Gli eroi sono un'altra cosa. Ma oggi in Italia appaiono eroi quelli che semplicemente fanno il loro dovere. Come il calciatore Simone Farina, che rifiuta di farsi corrompere per truccare una partita. Come un capo del Governo che continua a riscuotere il consenso della maggioranza degli italiani, mentre li bastona a suon di tasse e rincari.
Evidentemente abbiamo bisogno di persone così. E siccome alla ribalta ce ne sono poche, in un modo o nell'altro ne facciamo degli eroi.

Consideriamo ancora la figura del comandante De Falco. Il punto-chiave non è il "vada a bordo, cazzo" che ha fatto il giro del mondo. E' quando ordina a Schettino di riferire "se ci sono bambini, donne o persone bisognose di assistenza". E poi: "Con cento persone a bordo lei abbandona la nave?".
De Falco è un marinaio. Uno che ha impressi nella coscienza quei due principi che guidano gli uomini di mare nei momenti tragici di un naufragio: "Prima le donne e i bambini. Il comandante per ultimo".
In fondo non fa altro che imporre il rispetto delle regole. In un'epoca in cui le regole appaiono troppo spesso come inutili contrattempi.

L'eroe di una notte poteva diventare un personaggio mediatico, un frequentatore di talk-show, uno di quei "massimi esperti" del tutto e del nulla che vengono chiamati a pronunciare oracoli e sentenze per ogni occasione. Niente di tutto questo. Continua a fare il suo lavoro come un uomo di governo a cui non interessa vincere le prossime elezioni.
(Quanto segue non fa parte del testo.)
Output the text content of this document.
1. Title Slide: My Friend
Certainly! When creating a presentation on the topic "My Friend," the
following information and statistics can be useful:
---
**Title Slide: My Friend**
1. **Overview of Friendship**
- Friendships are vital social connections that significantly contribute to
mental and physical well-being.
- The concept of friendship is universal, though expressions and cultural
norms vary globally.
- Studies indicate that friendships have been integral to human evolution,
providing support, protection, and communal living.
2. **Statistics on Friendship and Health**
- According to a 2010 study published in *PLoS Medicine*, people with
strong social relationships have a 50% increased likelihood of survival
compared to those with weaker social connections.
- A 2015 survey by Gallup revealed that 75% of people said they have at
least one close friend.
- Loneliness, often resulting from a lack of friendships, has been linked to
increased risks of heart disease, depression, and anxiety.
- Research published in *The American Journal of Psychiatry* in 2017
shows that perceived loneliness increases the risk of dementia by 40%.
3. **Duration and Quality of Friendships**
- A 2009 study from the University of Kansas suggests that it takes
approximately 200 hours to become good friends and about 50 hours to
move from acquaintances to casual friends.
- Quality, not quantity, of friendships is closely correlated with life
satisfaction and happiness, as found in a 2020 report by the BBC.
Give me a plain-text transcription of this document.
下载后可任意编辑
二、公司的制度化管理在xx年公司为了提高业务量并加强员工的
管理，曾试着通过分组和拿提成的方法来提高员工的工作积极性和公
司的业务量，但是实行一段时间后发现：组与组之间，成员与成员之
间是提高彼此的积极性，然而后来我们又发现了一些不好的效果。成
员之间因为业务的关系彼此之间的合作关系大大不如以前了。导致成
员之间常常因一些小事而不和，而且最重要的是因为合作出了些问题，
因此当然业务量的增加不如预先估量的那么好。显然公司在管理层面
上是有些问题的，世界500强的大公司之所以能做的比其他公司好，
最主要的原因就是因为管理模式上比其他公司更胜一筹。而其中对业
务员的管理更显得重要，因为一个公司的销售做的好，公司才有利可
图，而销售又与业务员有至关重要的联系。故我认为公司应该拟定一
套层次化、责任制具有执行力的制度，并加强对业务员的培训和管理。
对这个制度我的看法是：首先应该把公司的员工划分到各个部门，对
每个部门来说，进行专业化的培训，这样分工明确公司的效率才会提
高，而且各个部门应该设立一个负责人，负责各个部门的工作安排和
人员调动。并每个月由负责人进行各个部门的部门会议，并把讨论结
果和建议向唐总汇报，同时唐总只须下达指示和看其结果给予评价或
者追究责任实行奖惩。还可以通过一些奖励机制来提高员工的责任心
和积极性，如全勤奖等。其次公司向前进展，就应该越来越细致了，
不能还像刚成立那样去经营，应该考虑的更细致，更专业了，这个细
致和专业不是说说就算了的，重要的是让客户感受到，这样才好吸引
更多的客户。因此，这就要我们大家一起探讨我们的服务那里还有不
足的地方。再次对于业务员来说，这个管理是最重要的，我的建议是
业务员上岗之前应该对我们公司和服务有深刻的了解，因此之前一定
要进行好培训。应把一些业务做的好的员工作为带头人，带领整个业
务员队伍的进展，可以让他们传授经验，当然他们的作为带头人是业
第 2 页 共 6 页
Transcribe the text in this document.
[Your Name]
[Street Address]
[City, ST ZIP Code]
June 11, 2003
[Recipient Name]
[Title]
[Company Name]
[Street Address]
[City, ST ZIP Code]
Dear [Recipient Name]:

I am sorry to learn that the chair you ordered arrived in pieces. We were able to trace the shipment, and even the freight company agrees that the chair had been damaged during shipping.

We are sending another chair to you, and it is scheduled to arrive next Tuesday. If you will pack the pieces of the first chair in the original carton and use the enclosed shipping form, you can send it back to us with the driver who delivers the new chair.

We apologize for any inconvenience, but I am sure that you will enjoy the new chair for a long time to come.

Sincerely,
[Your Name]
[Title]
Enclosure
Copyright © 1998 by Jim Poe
L'interesse sul naufragio della Costa Concordia durerà a lungo. Ci sarà lo spettacolo (mediaticamente grandioso) del relitto che torna a galleggiare. Ci sarà il processo. Nell'aula del tribunale vedremo di nuovo uno di fronte all'altro i due comandanti. Forse ci sarà ancora qualcuno che "farà il tifo" per Schettino. Ma la stragrande maggioranza sarà dalla parte di De Falco. Molti giovani apprenderanno la lezione della responsabilità e del rispetto delle regole.

Alla fine della storia, la vicenda della nave incagliata, metafora dell'Italia incagliata, sembra rivelare un aspetto positivo: qualcosa sta cambiando, se la maggioranza degli italiani si riconosce in persone serie e responsabili. Che non concedono nulla ai riflettori delle cronache, che non cercano il consenso.
Tecnici che svolgono seriamente i compiti a cui sono chiamati, senza riguardo per nessuno. E poi tornano a casa, come i dittatori dell'antica Roma.